Ford v. Wainwright
477 U.S. 399
Brief Filed: 1/86
Court: Supreme Court of the United States
Year of Decision: 1986
Read the full-text amicus brief (PDF, 559KB)
Whether (1) it is unconstitutional to execute an incompetent person, and (2) the procedural issue of whether Florida's statutory scheme for evaluating the competency of a condemned prisoner meets the requirements of due process
Competency (to be executed); Death Penalty
Prior to execution, Florida law required a competency evaluation conducted by a panel of three psychiatrists (in a group interview). In this case, on the basis of a thirty-minute group interview, the three examiners found that a condemned prisoner, Ford, understood the death penalty — although four other psychiatrists had found him to be psychotic and unable to understand why the death penalty was being applied to him. In spite of the conflicting evidence, the Florida Governor had the power to issue an unreviewable decision based only on the three psychiatrists appointed by him.
APA submitted a brief arguing: (1) condemned prisoners of questionable mental competency may not be executed without first having their competency determined through an accurate and reliable fact finding proceeding which requires (a) an adversary hearing where the issue of competency is disputed, (b) the assistance of mental health professionals in the evaluation and preparation of all issues relevant to determining condemned prisoners' competency, (c) decision makers to specify in writing the factors relied upon in making competency determinations; and (2) the procedures followed by the State of Florida in evaluating petitioner's competency to be executed failed to provide an accurate and reliable determination on the issue.
A five member majority of the U.S. Supreme Court held that the Eighth Amendment's cruel and unusual punishment clause prohibits states from inflicting the death penalty upon a prisoner who is insane.

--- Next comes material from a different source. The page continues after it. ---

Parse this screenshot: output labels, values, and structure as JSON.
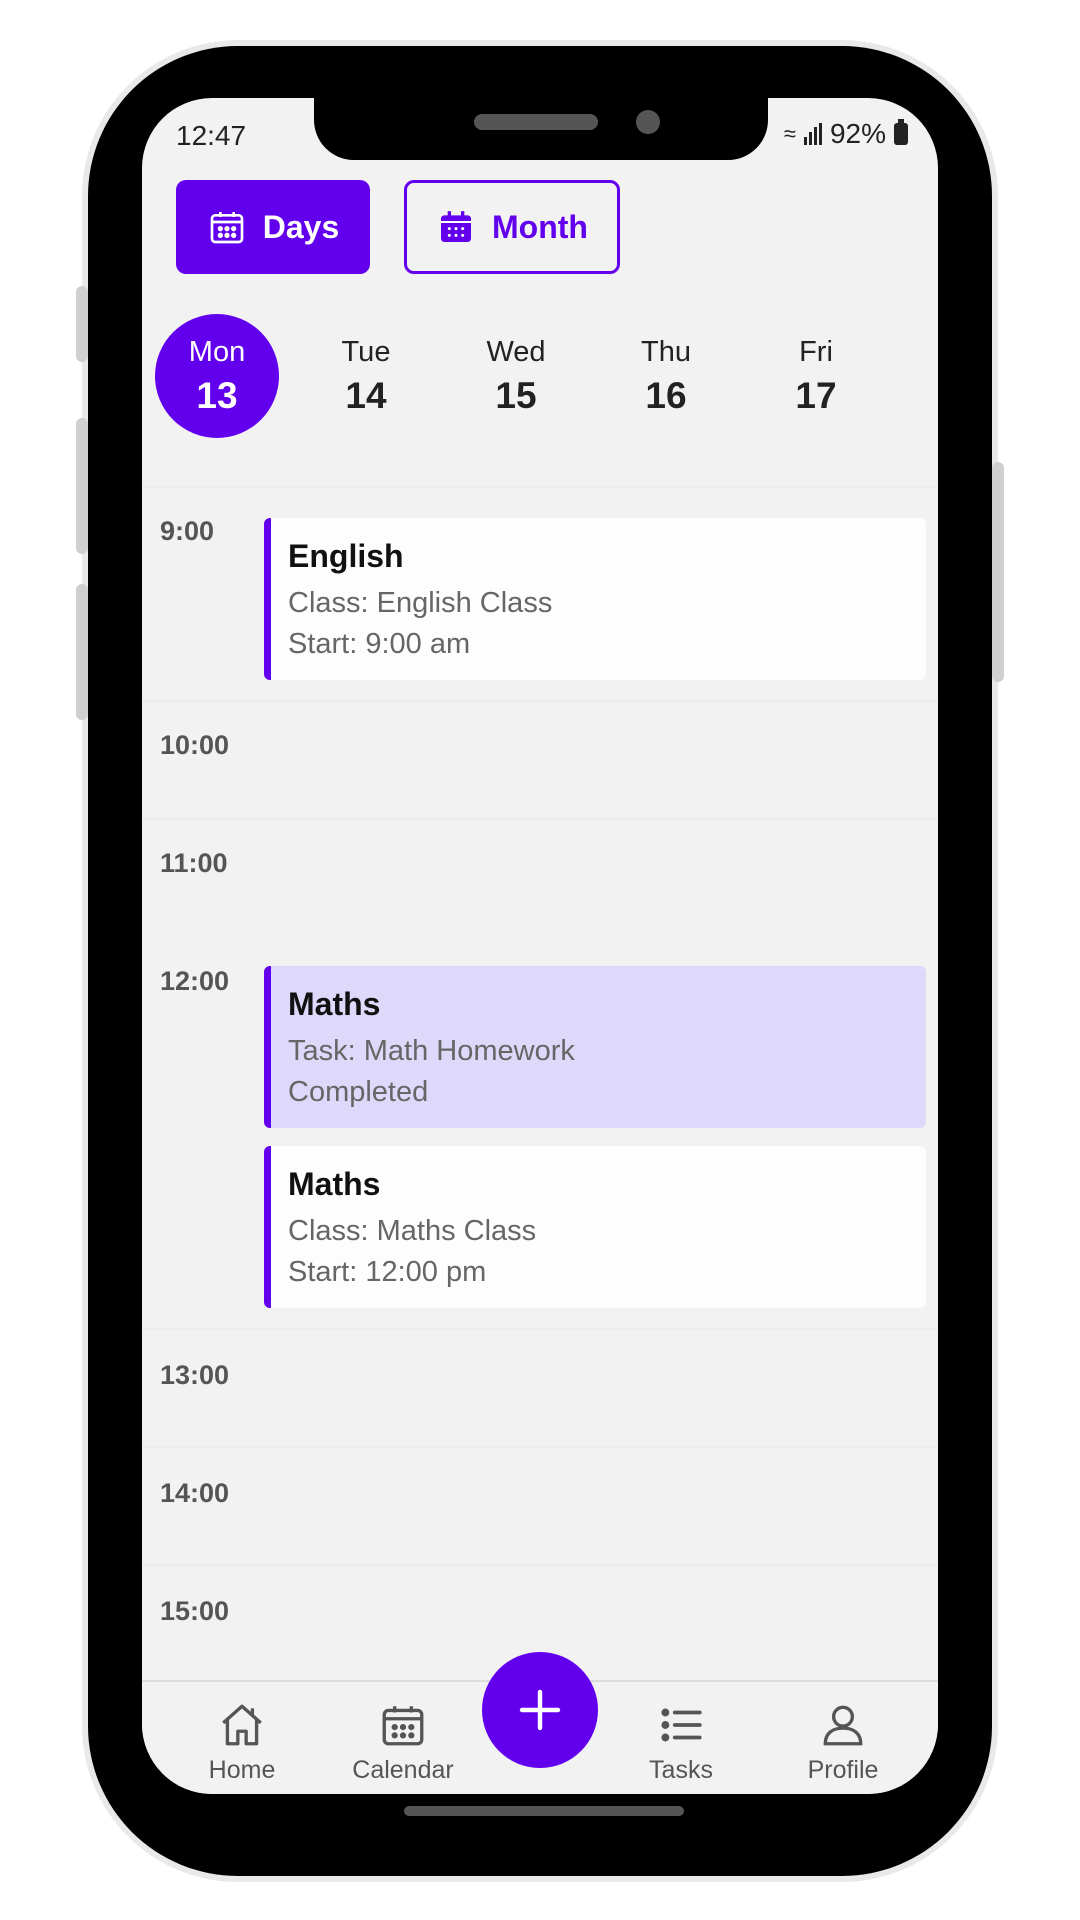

Although insanity was not defined, a person must be aware of the punishment they are about to suffer and they must understand why they are going to suffer it. The plurality and Justices Powell and O'Connor agreed with APA that Florida's procedures for determining competency did not satisfy due process. Ford had not been afforded a full and fair hearing and did not have the opportunity to be heard. Although the plurality did not go as far as amici had urged concerning the involvement of psychologists and the use of comprehensive psychological assessment in the process, it did recognize the possible need for different or more comprehensive evaluative techniques than a single interview conducted only by psychiatrists. The prisoner should be given the right to offer contrary evidence by the prisoner's own mental health experts.